Anyway.  We hung out with them a lot.  They lived only a couple of miles from us and, like I said, my parents played bridge with them on the reg. While they did that,  I played with Lori (a year younger than me) and, sometimes, her niece, Didi,  who was only a couple of years younger than her.  We mostly played "Family".  Lori and I would be the parents and Didi was our little baby.  Once in awhile I’d play with Kenny who would have been maybe twelve at this time.  Kenny would involve me in mischief which would be somewhere between adventurous and criminal.  He was slick.  We never got caught.  A couple close calls, but the Somerset Police Department is not exactly Scotland Yard.  They had a great house and I loved everything about it.  It was around two hundred years old, built in colonial times.  The wall switches were pushbutton.  You’d push the top button in which turned the lights on and made the bottom button pop out.  The stairs creaked a little but it was solid.  Safe.  I felt as at home there as if I were in my own home.  That house had a lot of love.  I’m sure there were problems.  But love was the air I breathed when I was there.  I felt there were ghosts but they seemed happy too.

One night, while Heidi and Bob played bridge with my parents, I had the worst earache I have ever had, before or since.  I couldn't play.  I couldn't even be near people.  I was miserable, lying alone on a couch the family room with the lights off.  I had a fairly low tolerance for pain, but when pain was going to park for awhile, I sucked it up. They tried everything.  A warm compress seemed to provide a bit of relief, but not much.  I remember wondering if I should ask to go to the hospital.  But I remembered that even in the Twilight Zone episode, the doctor said all they could do was wait.  So I lied as still and as quietly as I could and I waited.

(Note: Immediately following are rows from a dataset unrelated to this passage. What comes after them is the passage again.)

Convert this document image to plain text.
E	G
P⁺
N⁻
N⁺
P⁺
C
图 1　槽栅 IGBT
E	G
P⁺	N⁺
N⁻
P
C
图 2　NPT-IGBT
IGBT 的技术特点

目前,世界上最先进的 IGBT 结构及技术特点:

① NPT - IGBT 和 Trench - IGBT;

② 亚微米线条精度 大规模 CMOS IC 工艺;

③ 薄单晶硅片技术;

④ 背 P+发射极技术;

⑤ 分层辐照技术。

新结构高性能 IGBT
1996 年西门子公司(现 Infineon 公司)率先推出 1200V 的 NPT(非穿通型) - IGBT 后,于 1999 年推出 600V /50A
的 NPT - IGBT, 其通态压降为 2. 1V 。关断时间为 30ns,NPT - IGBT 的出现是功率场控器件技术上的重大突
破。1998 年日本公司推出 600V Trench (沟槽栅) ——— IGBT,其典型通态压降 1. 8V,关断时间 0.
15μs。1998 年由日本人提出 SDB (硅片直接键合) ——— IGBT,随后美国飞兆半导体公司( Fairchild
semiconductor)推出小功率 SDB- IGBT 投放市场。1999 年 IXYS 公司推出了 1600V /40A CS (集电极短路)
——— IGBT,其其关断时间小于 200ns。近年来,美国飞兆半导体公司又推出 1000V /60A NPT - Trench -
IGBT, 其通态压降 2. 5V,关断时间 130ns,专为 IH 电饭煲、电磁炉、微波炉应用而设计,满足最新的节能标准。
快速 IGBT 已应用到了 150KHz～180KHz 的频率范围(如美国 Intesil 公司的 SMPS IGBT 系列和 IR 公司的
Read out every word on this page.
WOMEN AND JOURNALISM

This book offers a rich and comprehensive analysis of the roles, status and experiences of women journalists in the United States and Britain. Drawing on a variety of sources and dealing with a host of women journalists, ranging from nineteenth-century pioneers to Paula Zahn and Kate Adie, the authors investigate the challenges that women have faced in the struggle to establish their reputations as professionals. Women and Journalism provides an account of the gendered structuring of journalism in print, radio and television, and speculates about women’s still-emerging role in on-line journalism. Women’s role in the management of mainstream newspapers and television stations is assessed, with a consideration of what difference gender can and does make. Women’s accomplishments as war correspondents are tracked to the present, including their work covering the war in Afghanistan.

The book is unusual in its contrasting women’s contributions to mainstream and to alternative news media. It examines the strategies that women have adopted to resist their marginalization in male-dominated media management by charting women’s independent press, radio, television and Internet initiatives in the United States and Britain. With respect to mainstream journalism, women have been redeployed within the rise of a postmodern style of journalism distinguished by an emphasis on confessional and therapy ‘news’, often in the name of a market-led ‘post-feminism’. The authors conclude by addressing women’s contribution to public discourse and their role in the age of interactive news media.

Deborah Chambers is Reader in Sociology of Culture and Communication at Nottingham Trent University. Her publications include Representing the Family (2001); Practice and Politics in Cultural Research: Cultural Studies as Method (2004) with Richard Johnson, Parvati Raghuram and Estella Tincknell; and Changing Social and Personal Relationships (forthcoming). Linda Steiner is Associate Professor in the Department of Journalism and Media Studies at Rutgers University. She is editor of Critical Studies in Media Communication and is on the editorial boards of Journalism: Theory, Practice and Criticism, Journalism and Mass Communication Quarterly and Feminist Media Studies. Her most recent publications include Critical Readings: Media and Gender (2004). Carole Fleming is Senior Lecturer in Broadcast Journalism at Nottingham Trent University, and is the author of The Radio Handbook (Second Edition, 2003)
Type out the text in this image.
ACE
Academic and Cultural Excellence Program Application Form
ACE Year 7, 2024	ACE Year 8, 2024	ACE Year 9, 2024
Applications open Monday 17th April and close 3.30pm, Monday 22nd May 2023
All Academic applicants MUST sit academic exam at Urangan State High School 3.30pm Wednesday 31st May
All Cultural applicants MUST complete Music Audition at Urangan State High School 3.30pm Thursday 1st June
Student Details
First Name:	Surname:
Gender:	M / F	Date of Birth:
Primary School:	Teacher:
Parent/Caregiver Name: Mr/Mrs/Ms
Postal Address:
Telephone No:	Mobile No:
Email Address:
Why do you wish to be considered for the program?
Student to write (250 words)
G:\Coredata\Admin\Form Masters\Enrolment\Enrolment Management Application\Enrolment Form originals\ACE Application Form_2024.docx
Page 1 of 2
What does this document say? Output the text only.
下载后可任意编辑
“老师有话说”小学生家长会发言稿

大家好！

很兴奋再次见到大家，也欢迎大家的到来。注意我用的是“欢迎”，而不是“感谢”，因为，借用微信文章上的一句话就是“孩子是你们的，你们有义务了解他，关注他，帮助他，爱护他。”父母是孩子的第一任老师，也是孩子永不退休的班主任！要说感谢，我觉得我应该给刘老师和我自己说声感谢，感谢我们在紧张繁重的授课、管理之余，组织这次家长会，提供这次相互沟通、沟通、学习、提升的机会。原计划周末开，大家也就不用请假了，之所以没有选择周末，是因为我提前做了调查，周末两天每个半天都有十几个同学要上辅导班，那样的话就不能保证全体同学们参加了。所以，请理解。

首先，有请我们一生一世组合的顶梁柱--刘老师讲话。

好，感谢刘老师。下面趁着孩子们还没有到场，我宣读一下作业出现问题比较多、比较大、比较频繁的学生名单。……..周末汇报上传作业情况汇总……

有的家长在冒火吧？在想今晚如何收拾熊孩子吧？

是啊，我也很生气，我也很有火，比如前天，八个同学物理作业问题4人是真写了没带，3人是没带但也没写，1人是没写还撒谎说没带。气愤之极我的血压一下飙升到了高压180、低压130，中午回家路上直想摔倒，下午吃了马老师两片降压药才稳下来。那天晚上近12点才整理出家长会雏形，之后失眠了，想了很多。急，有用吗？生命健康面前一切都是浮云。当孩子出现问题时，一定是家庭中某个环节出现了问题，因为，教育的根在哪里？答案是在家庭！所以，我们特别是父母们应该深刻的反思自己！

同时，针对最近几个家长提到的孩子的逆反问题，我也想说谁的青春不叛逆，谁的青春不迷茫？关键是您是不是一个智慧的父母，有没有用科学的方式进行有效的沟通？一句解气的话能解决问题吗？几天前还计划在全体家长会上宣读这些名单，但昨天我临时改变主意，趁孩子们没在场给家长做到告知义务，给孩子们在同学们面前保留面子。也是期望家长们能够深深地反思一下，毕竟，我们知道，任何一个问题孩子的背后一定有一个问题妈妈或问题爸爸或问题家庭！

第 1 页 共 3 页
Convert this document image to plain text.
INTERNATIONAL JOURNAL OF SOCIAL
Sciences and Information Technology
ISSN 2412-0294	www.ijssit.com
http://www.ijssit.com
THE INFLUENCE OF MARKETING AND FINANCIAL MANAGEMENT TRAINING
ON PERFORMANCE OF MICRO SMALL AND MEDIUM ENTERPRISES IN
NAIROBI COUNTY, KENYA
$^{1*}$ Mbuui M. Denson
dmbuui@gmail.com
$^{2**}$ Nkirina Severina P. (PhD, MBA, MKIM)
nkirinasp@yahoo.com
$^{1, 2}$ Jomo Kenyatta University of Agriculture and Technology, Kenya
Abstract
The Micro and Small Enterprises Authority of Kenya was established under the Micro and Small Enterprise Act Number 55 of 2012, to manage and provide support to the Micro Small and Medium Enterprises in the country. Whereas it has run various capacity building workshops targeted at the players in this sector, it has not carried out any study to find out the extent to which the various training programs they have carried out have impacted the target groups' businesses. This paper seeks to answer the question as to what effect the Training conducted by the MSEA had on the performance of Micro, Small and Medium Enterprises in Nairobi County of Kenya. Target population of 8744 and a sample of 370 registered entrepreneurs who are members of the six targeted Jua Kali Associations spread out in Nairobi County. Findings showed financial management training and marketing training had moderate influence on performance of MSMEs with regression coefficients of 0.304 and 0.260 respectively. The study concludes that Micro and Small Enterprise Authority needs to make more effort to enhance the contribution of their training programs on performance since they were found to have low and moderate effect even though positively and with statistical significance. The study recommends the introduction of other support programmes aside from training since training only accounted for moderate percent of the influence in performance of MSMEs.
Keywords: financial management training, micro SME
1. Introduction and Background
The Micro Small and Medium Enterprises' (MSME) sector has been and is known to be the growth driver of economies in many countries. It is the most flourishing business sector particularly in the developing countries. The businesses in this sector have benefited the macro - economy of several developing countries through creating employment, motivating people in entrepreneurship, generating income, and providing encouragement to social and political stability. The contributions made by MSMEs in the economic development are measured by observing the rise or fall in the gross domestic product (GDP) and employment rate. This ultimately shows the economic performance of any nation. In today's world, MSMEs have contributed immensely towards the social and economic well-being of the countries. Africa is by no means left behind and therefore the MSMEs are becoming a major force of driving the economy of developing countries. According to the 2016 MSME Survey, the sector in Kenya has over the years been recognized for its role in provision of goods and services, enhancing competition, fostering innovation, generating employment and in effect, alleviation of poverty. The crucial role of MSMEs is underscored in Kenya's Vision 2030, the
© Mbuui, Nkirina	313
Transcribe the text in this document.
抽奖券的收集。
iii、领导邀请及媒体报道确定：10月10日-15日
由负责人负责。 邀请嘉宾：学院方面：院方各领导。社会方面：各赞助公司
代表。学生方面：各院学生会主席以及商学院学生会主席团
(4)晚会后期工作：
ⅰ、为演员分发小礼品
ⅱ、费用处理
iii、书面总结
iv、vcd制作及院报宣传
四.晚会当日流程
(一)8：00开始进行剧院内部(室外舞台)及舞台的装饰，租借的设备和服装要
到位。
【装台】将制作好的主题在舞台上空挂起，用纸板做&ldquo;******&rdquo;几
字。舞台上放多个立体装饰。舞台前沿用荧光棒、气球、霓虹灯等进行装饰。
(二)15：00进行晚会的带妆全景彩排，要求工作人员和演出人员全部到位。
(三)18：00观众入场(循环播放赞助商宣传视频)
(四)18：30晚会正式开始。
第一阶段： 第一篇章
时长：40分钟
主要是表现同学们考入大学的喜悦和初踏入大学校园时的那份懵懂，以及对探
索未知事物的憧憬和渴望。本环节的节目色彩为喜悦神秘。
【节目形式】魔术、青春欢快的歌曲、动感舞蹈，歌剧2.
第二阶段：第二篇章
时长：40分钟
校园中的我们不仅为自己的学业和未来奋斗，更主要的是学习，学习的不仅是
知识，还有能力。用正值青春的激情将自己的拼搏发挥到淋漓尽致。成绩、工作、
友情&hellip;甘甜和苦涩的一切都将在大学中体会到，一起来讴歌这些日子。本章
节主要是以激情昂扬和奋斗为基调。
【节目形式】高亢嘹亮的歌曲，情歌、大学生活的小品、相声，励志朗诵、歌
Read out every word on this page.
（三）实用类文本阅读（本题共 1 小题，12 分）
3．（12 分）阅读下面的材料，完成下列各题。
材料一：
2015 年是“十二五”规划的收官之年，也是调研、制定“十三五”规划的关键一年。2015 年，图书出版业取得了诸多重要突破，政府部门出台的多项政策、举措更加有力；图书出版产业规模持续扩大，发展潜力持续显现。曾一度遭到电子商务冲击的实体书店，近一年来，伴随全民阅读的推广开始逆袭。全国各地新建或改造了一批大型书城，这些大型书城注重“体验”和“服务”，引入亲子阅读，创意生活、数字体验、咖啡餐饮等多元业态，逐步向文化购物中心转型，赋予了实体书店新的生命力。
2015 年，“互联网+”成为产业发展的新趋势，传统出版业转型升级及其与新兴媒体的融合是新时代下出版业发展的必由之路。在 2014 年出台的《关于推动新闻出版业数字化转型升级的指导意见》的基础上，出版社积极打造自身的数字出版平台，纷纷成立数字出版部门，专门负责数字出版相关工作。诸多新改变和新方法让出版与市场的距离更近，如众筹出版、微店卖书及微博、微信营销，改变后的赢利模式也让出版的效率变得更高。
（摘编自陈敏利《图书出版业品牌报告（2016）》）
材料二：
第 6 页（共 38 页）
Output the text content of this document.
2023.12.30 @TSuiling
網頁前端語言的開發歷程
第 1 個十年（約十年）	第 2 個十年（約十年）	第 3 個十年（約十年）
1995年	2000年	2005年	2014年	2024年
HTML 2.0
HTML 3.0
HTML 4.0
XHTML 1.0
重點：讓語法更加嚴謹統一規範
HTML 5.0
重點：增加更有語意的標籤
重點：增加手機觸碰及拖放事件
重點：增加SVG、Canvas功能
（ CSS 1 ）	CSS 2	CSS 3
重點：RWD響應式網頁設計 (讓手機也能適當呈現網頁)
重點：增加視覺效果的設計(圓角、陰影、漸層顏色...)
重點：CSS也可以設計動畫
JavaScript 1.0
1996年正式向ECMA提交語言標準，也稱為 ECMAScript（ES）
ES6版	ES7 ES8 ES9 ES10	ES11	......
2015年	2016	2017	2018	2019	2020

Mr. Payne was a great big man with a booming voice and a barrel chest.  When he yelled at one of his children (which wasn’t often) he could be heard down the street.  And when he laughed (which he often did) the old house rumbled.  He has long since passed, but I'm sure that house still stands and on a quiet enough night, the echo of his laughter can still be heard.  That night, Mr. Payne was my caretaker.  A true gentle giant.  I was this little boy and he put one of his great big hands on my forehead to feel for fever.  I was hot.  I clearly remember, at one point, he heated some baby oil in a teaspoon over the flame atop the kitchen's gas stove.  He came in to the living room and touched the spoon to be sure it wasn't too hot.  Then, ever so carefully, he poured some warm baby oil from the teaspoon into my ear.  I remember a little ran down my cheek and he caught it with a soft washcloth.  I don’t know to this day if that is what you are supposed to do for an earache or not.  But it felt good going in.  It felt like he was pouring love and kindness into my ear.  Warm and soothing. I closed my eyes and slept more deeply than I think I ever have, before or since.